Yes what I really meant is PHPFINA is wasteful at 20 seconds compared to PHPTIMESERIES based on state changes (or a 10 minute maximum period of no samples) that I had before.
I think this is the question - how it is visualized (and how it’s reported by the API when queried), it may be more states than 0/1 but would be an integer.
You could also have an attribute that would mean hold the value (draw horizontal line to the current time) if there are no new values. This could be used for things where the data is sparse, but you know there will be a new point coming e.g. a total written at midnight.
Similar to the graph in the case of PHPTIMESERIES it would be nice to get the actual time-value pairs out the API as an option. I can get close to this by setting a frequency of 10 second and dropping all the Null’s but it’s not the exact time of the sample.

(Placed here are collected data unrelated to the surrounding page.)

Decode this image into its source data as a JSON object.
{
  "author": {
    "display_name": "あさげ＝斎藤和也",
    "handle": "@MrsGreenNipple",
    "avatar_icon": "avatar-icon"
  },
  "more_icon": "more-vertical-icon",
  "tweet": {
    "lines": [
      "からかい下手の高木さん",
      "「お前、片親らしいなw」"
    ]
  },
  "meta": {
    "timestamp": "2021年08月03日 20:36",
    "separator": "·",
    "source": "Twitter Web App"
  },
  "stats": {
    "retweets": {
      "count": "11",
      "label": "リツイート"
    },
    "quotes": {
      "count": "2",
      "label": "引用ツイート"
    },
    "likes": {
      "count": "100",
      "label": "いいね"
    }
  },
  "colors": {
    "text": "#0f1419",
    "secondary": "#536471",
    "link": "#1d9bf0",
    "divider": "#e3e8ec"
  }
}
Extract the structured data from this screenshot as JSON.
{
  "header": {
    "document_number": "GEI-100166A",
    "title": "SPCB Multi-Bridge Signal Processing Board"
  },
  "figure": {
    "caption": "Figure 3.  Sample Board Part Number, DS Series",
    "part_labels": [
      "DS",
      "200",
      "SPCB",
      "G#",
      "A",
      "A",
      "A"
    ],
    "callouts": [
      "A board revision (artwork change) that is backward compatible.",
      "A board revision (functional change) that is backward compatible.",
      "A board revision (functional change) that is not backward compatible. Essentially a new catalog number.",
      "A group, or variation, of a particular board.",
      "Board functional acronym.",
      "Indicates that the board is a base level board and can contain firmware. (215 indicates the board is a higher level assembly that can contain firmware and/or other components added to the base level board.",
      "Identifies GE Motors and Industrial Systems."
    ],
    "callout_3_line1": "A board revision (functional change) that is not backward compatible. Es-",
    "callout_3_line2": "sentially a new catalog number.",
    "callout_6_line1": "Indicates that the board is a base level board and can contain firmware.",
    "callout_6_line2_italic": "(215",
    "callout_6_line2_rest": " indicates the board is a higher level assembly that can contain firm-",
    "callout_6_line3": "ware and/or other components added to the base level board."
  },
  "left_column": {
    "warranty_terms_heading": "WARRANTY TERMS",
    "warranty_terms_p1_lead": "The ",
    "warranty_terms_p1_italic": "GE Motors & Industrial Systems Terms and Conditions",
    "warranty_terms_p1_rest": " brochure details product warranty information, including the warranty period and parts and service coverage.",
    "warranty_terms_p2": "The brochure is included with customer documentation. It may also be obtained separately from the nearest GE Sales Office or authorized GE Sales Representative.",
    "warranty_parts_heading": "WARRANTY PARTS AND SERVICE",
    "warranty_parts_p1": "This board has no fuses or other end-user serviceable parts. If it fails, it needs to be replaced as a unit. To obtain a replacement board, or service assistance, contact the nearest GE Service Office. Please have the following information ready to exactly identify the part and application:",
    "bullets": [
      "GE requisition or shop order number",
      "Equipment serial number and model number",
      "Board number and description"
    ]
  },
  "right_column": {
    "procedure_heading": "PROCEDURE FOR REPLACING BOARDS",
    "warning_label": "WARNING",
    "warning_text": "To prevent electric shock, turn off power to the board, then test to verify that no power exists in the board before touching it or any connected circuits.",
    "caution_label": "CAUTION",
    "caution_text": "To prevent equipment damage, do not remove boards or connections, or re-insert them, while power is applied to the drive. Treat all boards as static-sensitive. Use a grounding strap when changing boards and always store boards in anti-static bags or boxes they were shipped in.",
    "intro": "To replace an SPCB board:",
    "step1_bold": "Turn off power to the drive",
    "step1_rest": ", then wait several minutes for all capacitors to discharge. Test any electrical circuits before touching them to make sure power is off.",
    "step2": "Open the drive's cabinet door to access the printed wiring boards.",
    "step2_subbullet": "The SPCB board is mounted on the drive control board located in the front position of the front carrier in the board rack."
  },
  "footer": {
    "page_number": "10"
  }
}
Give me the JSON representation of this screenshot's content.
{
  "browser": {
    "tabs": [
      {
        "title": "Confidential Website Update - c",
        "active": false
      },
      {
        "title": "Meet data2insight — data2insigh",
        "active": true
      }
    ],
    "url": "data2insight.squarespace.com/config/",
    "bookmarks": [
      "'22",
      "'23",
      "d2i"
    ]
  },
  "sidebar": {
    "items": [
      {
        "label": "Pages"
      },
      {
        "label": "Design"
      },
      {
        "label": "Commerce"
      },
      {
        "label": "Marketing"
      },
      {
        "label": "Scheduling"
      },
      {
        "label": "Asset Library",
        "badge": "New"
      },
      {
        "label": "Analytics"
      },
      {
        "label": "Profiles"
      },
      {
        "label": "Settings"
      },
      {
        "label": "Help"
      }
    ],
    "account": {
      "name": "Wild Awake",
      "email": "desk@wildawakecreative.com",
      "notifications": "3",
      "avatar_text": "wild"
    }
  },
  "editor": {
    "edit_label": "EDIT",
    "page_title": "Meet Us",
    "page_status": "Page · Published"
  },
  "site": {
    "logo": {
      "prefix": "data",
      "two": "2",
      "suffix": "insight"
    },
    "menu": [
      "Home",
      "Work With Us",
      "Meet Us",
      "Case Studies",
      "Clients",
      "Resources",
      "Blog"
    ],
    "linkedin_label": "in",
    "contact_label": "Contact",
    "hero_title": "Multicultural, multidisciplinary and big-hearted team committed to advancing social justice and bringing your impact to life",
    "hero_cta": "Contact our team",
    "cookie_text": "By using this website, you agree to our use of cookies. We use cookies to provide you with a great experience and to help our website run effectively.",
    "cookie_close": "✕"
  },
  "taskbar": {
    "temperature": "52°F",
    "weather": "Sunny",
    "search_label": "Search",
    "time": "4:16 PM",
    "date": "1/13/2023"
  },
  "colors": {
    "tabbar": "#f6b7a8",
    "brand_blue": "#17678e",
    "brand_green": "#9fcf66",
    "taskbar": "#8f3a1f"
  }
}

My digitals are zone valve positions, pump statuses and boiler firing on my central heating.
This will soon be expanded to include number of mobile phones in the house (I am assuming no one would leave the house without their phone?!) all these change infrequently.
I see a lot of discussion on heatpumps etc. What does everyone else on here use for valve states and the like?
PHPTIMESERIES should do exactly what you need.
Some changes allong the last years by Trystan broke it by doing averaging where it should have continued to return what is stored only.
This and minor changes to graphs to adapt them to other engines, made the viewing of data in graphics approximations that might not fit schenarios where high precision is needed.
Should be addressed for sure.
Note to everyone: In the later versions of emonCMS, the databases are called Emoncms Fixed Interval TimeSeries and Emoncms Variable Interval TimeSeries.